A prerequisite to defining the transcriptome-wide functions of RNA modifications is the ability to accurately determine their location. Here, we present N4-acetylcytidine (ac4C) sequencing (ac4C-seq), a protocol for the quantitative single-nucleotide resolution mapping of cytidine acetylation in RNA. This method exploits the kinetically facile chemical reaction of ac4C with sodium cyanoborohydride under acidic conditions to form a reduced nucleobase. RNA is then fragmented, ligated to an adapter at its 3′ end and reverse transcribed to introduce a non-cognate nucleotide at reduced ac4C sites. After adapter ligation, library preparation and high-throughput sequencing, a bioinformatic pipeline enables identification of ac4C positions on the basis of the presence of C→T misincorporations in reduced samples but not in controls. Unlike antibody-based approaches, ac4C-seq identifies specific ac4C residues and reports on their level of modification. The ac4C-seq library preparation protocol can be completed in ~4 d for transcriptome-wide sequencing.

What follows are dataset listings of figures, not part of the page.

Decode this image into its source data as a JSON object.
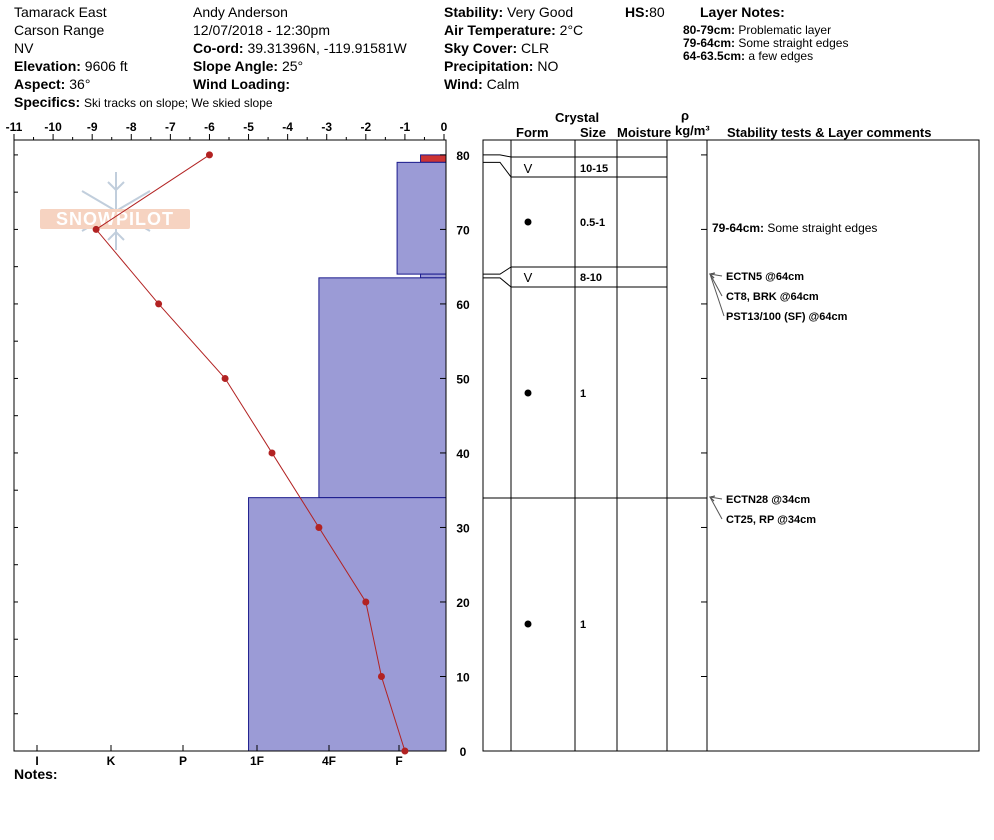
{
  "header": {
    "location": "Tamarack East",
    "range": "Carson Range",
    "state": "NV",
    "elevation_label": "Elevation:",
    "elevation": "9606 ft",
    "aspect_label": "Aspect:",
    "aspect": "36°",
    "specifics_label": "Specifics:",
    "specifics": "Ski tracks on slope; We skied slope",
    "observer": "Andy Anderson",
    "datetime": "12/07/2018 - 12:30pm",
    "coord_label": "Co-ord:",
    "coord": "39.31396N, -119.91581W",
    "slope_label": "Slope Angle:",
    "slope": "25°",
    "wind_loading_label": "Wind Loading:",
    "wind_loading": "",
    "stability_label": "Stability:",
    "stability": "Very Good",
    "air_temp_label": "Air Temperature:",
    "air_temp": "2°C",
    "sky_label": "Sky Cover:",
    "sky": "CLR",
    "precip_label": "Precipitation:",
    "precip": "NO",
    "wind_label": "Wind:",
    "wind": "Calm",
    "hs_label": "HS:",
    "hs": "80"
  },
  "layer_notes": {
    "title": "Layer Notes:",
    "items": [
      {
        "range": "80-79cm:",
        "text": "Problematic layer"
      },
      {
        "range": "79-64cm:",
        "text": "Some straight edges"
      },
      {
        "range": "64-63.5cm:",
        "text": "a few edges"
      }
    ]
  },
  "logo_text": "SNOWPILOT",
  "columns": {
    "crystal": "Crystal",
    "form": "Form",
    "size": "Size",
    "moisture": "Moisture",
    "rho": "ρ",
    "density_unit": "kg/m³",
    "stability_comments": "Stability tests & Layer comments"
  },
  "notes_label": "Notes:",
  "chart_data": {
    "type": "line",
    "x_top_ticks": [
      "-11",
      "-10",
      "-9",
      "-8",
      "-7",
      "-6",
      "-5",
      "-4",
      "-3",
      "-2",
      "-1",
      "0"
    ],
    "x_top_range": [
      -11,
      0
    ],
    "y_ticks": [
      "0",
      "10",
      "20",
      "30",
      "40",
      "50",
      "60",
      "70",
      "80"
    ],
    "y_range": [
      0,
      82
    ],
    "hardness_ticks": [
      "I",
      "K",
      "P",
      "1F",
      "4F",
      "F"
    ],
    "temperature_profile": [
      {
        "depth": 80,
        "temp": -6.0
      },
      {
        "depth": 70,
        "temp": -8.9
      },
      {
        "depth": 60,
        "temp": -7.3
      },
      {
        "depth": 50,
        "temp": -5.6
      },
      {
        "depth": 40,
        "temp": -4.4
      },
      {
        "depth": 30,
        "temp": -3.2
      },
      {
        "depth": 20,
        "temp": -2.0
      },
      {
        "depth": 10,
        "temp": -1.6
      },
      {
        "depth": 0,
        "temp": -1.0
      }
    ],
    "hardness_layers": [
      {
        "top": 80,
        "bottom": 79,
        "hardness_x": -0.6,
        "color": "#cc3333"
      },
      {
        "top": 79,
        "bottom": 64,
        "hardness_x": -1.2,
        "color": "#9b9bd6"
      },
      {
        "top": 64,
        "bottom": 63.5,
        "hardness_x": -0.6,
        "color": "#9b9bd6"
      },
      {
        "top": 63.5,
        "bottom": 34,
        "hardness_x": -3.2,
        "color": "#9b9bd6"
      },
      {
        "top": 34,
        "bottom": 0,
        "hardness_x": -5.0,
        "color": "#9b9bd6"
      }
    ],
    "layer_boundaries": [
      80,
      79,
      64,
      63.5,
      34,
      0
    ],
    "crystal_layers": [
      {
        "form": "V",
        "size": "10-15",
        "depth": 78.5,
        "filled": false
      },
      {
        "form": "●",
        "size": "0.5-1",
        "depth": 71,
        "filled": true
      },
      {
        "form": "V",
        "size": "8-10",
        "depth": 63.7,
        "filled": false
      },
      {
        "form": "●",
        "size": "1",
        "depth": 48,
        "filled": true
      },
      {
        "form": "●",
        "size": "1",
        "depth": 17,
        "filled": true
      }
    ],
    "layer_comments": [
      {
        "depth": 71,
        "label": "79-64cm:",
        "text": "Some straight edges"
      }
    ],
    "stability_tests": [
      {
        "text": "ECTN5 @64cm",
        "depth": 64
      },
      {
        "text": "CT8, BRK @64cm",
        "depth": 64
      },
      {
        "text": "PST13/100 (SF) @64cm",
        "depth": 64
      },
      {
        "text": "ECTN28 @34cm",
        "depth": 34
      },
      {
        "text": "CT25, RP @34cm",
        "depth": 34
      }
    ],
    "colors": {
      "temperature": "#b22222",
      "hardness_fill": "#9b9bd6",
      "hardness_stroke": "#1a1a8c"
    }
  }
}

定义 RNA 修饰的转录组范围功能的先决条件是准确确定其位置的能力。在这里，我们提出了 N4-乙酰胞苷 (ac4C) 测序 (ac4C-seq)，这是一种用于 RNA 中胞苷乙酰化的定量单核苷酸分辨率映射的协议。该方法利用 ac4C 与氰基硼氢化钠在酸性条件下的动力学上容易的化学反应形成还原的核碱基。然后将 RNA 片段化，在其 3' 末端与接头连接并逆转录以在减少的 ac4C 位点引入非同源核苷酸。在接头连接、文库制备和高通量测序之后，生物信息学管道能够根据减少样本中存在的 C→T 错误掺入而不是对照中的存在来识别 ac4C 位置。与基于抗体的方法不同，ac4C-seq 可识别特定的 ac4C 残基并报告其修饰水平。ac4C-seq 文库制备协议可在约 4 d 内完成，用于转录组范围的测序。